Академик РАН Алексей Старобинский.
Елена Кудрявцева
Почему во Вселенной так много порядка, а на Земле так мало? Что является источником темной энергии? Какие у нас есть общие темы для разговора с представителями иных миров? Об этом мы говорили с лучшим мировым специалистом по космологии академиком РАН Алексеем Старобинским.
«Огонек» в рамках совместного медиапроекта со Сколковским институтом науки и технологий продолжает публикацию цикла интервью с ведущими отечественными физиками. В № 37 за 2018 год была опубликована беседа с Владимиром Захаровым; в № 39 за 2018 год — с Ильдаром Габитовым; в № 45 за 2018 год — с Валерием Рубаковым; в № 2 за 2019 год — с Альбертом Насибулиным.
— Алексей Александрович, складывается ощущение, что к космологии, которая занимается происхождением и устройством Вселенной, сегодня приковано внимание во всем мире: открытий в этой области, во всяком случае, очень много. С чем это связано?

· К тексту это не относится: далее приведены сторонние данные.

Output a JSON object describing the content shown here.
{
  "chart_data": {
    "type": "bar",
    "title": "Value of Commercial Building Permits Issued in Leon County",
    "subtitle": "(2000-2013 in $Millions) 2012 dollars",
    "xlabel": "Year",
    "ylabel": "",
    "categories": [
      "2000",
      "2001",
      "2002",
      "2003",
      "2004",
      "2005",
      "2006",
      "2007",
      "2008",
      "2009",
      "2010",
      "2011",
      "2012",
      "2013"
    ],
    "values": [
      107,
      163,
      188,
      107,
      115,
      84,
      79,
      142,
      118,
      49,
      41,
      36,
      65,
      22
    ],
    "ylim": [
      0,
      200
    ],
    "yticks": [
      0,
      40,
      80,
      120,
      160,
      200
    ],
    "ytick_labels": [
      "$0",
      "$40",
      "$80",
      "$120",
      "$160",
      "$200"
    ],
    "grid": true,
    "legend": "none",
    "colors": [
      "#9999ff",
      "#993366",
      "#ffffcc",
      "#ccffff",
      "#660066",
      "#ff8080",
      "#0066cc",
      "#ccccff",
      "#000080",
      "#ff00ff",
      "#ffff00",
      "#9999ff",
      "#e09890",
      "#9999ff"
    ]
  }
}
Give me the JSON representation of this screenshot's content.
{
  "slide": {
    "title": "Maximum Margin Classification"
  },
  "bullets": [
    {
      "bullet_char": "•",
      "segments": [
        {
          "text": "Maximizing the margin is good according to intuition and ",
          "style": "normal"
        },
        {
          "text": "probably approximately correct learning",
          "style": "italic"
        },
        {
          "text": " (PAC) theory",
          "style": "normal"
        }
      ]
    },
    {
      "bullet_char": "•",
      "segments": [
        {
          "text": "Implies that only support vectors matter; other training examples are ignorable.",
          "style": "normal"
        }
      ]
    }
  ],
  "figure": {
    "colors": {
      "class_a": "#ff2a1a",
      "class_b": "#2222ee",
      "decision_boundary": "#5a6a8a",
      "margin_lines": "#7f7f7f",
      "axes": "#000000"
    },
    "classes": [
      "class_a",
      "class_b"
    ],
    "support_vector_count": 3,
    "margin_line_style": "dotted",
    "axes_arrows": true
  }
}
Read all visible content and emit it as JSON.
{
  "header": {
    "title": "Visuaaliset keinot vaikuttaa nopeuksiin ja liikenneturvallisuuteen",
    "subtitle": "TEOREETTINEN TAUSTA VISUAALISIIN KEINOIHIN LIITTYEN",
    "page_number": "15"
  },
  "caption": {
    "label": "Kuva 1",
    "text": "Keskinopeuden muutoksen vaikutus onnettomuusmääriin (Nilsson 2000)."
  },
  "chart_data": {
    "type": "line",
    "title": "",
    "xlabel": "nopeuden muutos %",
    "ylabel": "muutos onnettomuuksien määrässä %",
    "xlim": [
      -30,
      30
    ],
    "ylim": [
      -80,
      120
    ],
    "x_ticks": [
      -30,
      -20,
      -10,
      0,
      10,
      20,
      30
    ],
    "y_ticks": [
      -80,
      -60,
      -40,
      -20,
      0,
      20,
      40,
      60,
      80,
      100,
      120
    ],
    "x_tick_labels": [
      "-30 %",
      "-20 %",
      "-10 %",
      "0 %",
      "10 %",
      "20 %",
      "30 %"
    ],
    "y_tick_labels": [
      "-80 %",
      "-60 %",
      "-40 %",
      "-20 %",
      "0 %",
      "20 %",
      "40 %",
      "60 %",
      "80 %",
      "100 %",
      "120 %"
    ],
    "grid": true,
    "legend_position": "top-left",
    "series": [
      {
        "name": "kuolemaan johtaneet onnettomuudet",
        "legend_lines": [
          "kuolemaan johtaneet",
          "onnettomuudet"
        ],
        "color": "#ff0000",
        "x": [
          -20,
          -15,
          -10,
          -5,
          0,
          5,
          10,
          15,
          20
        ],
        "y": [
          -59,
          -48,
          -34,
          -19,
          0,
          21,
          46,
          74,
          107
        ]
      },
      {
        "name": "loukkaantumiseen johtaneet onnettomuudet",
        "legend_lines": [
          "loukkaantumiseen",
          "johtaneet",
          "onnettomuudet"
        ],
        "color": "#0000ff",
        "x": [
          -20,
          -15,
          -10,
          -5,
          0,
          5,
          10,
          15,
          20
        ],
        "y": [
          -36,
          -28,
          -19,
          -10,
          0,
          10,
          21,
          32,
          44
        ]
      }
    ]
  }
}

— Действительно, это популярная тема во всех странах, включая Россию, и дело, полагаю, в том, что современной науке удалось добиться тесной связи между теорией и экспериментом в этой области знания. Иначе говоря, в XX веке было разработано много гипотез того, как именно развивалась наша Вселенная, а теперь их можно подтвердить или опровергнуть с помощью экспериментов. Это и порождает настоящий бум исследований. Институты, которые занимаются космологией, создаются не только в таких странах, как США, Германия и Япония, но и в тех, которые не ассоциируются с передовой наукой. Например, Институт по изучению Вселенной несколько лет назад создан в Таиланде, последний у нас воспринимается как туристическая страна. Молодежь очень интересуется новой астрономической тематикой, думаю, потому что именно эта наука раскрывает горизонты и показывает, что помимо обыденной жизни есть мир, который не вмещается не только в границы стран, но даже в масштабы Земли. Наша Вселенная — более многомерный и непостижимый объект.
— А в каких областях космологии молодежь наиболее активна?
— В основном в тех, что называют Вig data, где речь о больших массивах данных. Скажем, изучая раннюю Вселенную, мы получаем колоссальное количество данных наблюдений. Если работать с ними старыми методами, для обработки не хватит всего населения Земли! Вот молодые ученые и придумывают, как из этого массива извлечь полезную информацию и сравнить данные эксперимента с многочисленными теоретическими предсказаниями.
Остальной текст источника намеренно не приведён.